Stephanie, a 28-year-old disability worker, lives on her family’s property. She asked that her exact location not be published.

“We do have poachers – unfortunately these kind of people do the wrong thing, and do give respectable hunters a bad name,” Stephanie says.

Over Friday and Saturday nights her two dogs were “going ballistic” at the noise of bikes, four-wheel-drives and guns. ”We’ve always had hunters, which has never been an issue, but having people behaving like this unfortunately ruins it for people doing the right thing.”

Each morning she takes her coffee to check on her “girls”.

This time her pair of three-year-old Berkshires, weighing just under 50kg, and the five piglets, three-months-old, were gone, through a double-strand hot wire fence. They had been there, “a good kilometre from the road”, when she checked at midnight. Someone has had to physically get them out of their pen and then out of her property.

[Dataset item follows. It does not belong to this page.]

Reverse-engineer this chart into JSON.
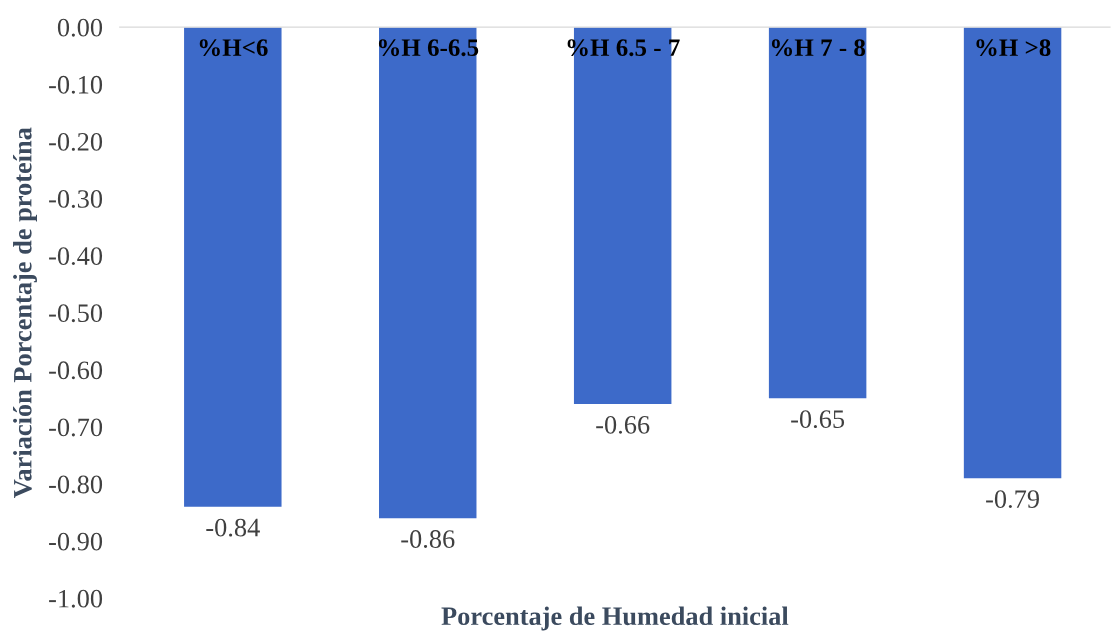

Stephanie spent all morning searching and checking with neighbours. She ran into a fellow neighbour who was driving out to see what was happening after hearing gun shots. He took her phone number and soon called to say they were on his property. “Pigs have a great sense of smell. They were on the way home.”

She is disappointed that people came on to her land, which is marked private property. The two adults cost $150 as piglets, and then, she said, there was the cost of feeding.

 “It’s disappointing to lose something you have put so much time and effort into, as most farmers will know. They are like dogs and the piglets are like having puppies, mucking around and trying to pull the washing off the line.”

Now she has moved the pigs to 10 metres from her home, 450 metres from where they were taken. “I just hope something like this doesn’t happen again.”